Afwenden

 

De inleiding van een wending met een gelijkmatig gesteld en geboden paard en gelijkblijvend tempo met als doel een verandering van richting of het beginnen van een volte

 

Zo moet het eruit zien

Afwenden kan toch niet zo moelijk zijn, zou menig ruiter bij deze oefening kunnen denkne. Een beetje trekken aan de binnenste teugel en dan wendt men al. Theoretisch klopt dat in aanzet misschien en het lukt soms ook nog. Maar het ziet er dan zelden goed uit. Mooi en daarmee goed is afwenden pas als het volkomen soepel gebeurt in een meer of minder grote volte met een gelijkblijvende aanleuning, gelijkblijvend tempo, gelijkblijvende takt en onzichtbare ruiterhulp. Daarbij moet het paard zich tijdens de wending in --> lengtebuiging om de binnenste kuit van de ruiter buigen en meer druk leggen op zijn binnenste achterbeen. Op die manier ontloast het zijn binnenste voorbeen, een proces dat niet alleen de zuivere takt bij het afwenden in  stand houdt, maar ook - vooral in draf en galop - gewichtsslijtage voorkomt en daarom goed is voor de gezondheid. Vooral het laatste punt moet voor iedere ruiter een argument zijn om correct af te wenden, want of men nu in de natuur rijdt, in de ring of op een parcours, afwenden moet men oneindig vaak doen!

 

Kenmerken

 

 

Vaardigheden

 

Basisoefening, traint latere (zijwaartse) beweegelijkheid.
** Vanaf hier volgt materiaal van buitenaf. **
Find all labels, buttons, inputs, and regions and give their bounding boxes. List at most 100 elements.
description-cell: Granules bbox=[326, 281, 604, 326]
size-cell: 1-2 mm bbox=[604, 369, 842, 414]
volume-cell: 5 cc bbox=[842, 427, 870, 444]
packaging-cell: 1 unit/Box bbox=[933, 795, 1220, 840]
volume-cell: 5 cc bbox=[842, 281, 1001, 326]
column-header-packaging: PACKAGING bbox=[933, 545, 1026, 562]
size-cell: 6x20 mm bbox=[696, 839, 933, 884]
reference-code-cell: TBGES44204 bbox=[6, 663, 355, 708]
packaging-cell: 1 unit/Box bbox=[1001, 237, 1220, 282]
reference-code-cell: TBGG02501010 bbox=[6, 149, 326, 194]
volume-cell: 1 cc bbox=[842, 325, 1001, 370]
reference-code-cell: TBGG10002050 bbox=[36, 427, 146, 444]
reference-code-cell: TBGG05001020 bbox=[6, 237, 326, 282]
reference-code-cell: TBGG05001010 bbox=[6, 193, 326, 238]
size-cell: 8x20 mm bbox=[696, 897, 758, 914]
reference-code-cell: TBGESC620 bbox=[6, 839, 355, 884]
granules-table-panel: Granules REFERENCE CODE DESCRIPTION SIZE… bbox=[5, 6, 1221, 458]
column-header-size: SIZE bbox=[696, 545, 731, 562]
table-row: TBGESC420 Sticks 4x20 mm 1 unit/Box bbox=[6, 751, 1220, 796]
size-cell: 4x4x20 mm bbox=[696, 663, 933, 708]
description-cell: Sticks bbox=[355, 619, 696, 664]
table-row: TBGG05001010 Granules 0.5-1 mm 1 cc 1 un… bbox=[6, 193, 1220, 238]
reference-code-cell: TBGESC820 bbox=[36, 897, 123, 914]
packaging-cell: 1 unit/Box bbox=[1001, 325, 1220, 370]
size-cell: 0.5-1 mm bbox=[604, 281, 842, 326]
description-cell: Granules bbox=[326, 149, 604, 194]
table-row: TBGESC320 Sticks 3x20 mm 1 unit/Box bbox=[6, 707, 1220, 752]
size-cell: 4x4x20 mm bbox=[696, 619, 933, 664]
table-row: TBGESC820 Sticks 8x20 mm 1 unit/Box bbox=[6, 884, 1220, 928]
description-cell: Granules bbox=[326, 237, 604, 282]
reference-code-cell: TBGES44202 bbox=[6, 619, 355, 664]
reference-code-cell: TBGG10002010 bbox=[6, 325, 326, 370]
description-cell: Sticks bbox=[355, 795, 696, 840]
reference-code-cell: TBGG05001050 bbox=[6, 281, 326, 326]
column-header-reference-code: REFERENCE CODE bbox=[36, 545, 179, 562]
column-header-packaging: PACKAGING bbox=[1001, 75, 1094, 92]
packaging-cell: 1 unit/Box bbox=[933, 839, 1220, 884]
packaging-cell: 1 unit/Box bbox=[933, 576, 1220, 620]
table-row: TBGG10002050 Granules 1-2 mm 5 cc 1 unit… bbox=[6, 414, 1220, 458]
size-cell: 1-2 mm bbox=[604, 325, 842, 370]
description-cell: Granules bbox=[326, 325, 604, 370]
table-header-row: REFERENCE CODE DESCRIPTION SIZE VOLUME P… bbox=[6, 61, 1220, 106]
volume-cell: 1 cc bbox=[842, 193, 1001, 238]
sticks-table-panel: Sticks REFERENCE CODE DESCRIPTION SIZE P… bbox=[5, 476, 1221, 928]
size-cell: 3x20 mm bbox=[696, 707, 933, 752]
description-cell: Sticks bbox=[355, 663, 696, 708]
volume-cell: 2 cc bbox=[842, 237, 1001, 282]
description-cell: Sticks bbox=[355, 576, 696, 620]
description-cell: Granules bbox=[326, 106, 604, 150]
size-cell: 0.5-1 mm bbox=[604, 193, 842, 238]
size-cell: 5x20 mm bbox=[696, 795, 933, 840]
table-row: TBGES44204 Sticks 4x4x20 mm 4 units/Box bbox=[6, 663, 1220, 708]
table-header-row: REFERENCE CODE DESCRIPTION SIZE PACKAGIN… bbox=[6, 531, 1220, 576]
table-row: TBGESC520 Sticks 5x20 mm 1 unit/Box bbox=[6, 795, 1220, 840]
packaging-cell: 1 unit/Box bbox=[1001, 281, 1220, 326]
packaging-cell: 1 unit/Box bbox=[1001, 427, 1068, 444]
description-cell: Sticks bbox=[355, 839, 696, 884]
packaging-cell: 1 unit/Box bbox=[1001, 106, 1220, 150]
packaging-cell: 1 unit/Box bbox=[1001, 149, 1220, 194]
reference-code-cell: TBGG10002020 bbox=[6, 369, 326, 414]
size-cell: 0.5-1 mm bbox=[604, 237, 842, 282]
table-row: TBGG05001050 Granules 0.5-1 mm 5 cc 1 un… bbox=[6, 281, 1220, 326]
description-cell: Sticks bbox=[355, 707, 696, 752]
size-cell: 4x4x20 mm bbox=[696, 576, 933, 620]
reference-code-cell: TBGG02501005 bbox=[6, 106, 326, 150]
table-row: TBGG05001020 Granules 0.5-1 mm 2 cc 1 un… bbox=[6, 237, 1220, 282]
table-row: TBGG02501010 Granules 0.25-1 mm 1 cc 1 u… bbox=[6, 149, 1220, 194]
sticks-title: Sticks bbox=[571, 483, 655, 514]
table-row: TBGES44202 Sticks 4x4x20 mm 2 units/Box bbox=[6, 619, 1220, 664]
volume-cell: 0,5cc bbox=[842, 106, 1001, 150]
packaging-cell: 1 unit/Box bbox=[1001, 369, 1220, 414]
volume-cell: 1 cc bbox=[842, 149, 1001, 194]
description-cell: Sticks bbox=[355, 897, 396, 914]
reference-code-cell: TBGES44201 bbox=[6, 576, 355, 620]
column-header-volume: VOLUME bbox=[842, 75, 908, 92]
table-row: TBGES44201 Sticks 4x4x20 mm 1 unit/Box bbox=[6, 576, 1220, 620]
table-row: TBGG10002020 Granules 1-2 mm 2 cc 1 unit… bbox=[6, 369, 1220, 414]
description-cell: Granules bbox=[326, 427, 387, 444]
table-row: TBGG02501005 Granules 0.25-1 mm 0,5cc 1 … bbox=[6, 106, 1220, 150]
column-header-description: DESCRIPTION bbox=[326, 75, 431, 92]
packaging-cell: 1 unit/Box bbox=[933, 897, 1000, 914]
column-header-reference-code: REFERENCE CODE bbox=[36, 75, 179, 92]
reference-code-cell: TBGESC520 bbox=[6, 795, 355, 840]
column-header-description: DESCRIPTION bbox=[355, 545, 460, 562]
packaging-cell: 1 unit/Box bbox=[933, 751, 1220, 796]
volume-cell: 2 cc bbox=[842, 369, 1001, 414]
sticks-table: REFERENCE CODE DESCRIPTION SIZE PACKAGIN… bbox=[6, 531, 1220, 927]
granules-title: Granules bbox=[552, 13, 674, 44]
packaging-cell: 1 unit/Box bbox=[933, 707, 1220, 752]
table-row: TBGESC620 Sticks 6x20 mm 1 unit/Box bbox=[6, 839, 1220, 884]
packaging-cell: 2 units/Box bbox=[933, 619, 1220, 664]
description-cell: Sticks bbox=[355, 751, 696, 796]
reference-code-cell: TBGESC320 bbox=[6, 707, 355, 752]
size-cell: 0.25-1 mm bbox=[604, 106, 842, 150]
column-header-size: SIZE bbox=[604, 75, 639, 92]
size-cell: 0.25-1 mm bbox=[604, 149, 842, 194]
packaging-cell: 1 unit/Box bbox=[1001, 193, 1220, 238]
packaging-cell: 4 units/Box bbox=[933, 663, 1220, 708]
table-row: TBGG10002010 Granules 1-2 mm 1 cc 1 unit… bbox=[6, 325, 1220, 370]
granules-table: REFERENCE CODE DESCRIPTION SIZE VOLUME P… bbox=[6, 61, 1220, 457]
- Takt                              - Ontspanning
- Aanleuning                  - Schwung
- Recht richten              - Verzameling 

 

Doel van de oefening

 

Naast de duidelijke betekenis van een verandering van richting of een cirkelboog, heeft een mooi uitgevoerde afwending bovendien het effecht dat het paardzich een ogenblik om de binnenkuit van de ruiter buigt, met het binnenacvhterbeen meer onder het zwaartepunt komt en daarbij gewicht draagt. De spieren aan de binnenkant van zijn lichaam worden een ogenblik verkort en gelijktijdig wordt de buitenkant van het lichaam gerekt, een niet o spectaculaire maar toch wel een effectieve gymnastiserende oefening.

 

De meest gemaakte fouten,

 

Over de buitenschouder van het paard wegvallen, zijwaarts uitzwaaien, op de voorhand, omtrekken, hoeige volte, te laat/te vroeg, kromgetrokken in de nek, kantelen, eenzijdig aan een teugel trekken door de ruiter.

 

De juiste hulpen om fouten te vermijden,

 

Het juiste samenspel van alle hulpen is, net is niet als bij alle andere oefeningen, de basis voor een correcte uitvoering van het afwenden. Eerst geeft de ruiter zijn paard aan de buitenteugel een halve ophouden om het attent te maken, hij trekt de binnenteugel iets aan en stelt het paard iets naar binnen. De binnen-kuit van de ruiter drijft op de singel (het binnenachterbeen) naar voren, de buitenkuit ligt iets opvangend naar achteren, houdt zo de achterhand onder controle en brengt het paard ertoe zich in de lengteas om de binnenkuit van de ruiter te buigen. Op het moment van de wending wordt de binnenteugelhulp een beetje versterkt en de buitenteugel geeft iets mee.
Maar voorzichtig: niet 'weggooien', want dan loopt het paard weg over de buitenschouder. De buitenteugel blijft dus zo strak gespannen dat hij voor de schouder van het paard een uiterste grens vormt  en zo weinig dat het paard zijn buitenste halsspieren kan rekken en kantelen wordt voorkomen. De buitenteugel en buitenkant nemen als het ware de functie over van de rand waarlangs een paard uit zichzelf zou draaien.
Als het paard toch uitwijkt over de schouder, helpt meestal een tijdelijke contrastelling.
Een gereden paard wendt uiteindelijk aan de buitenteugel, de binnenteugel geeft alleen de stelling aan. Hoe beter de ruiter zich steeds concentreert op zijn hulpen, hoe nauwkeuriger hij later zijn paard in iedere gang met heel weinig hulpen kan wenden.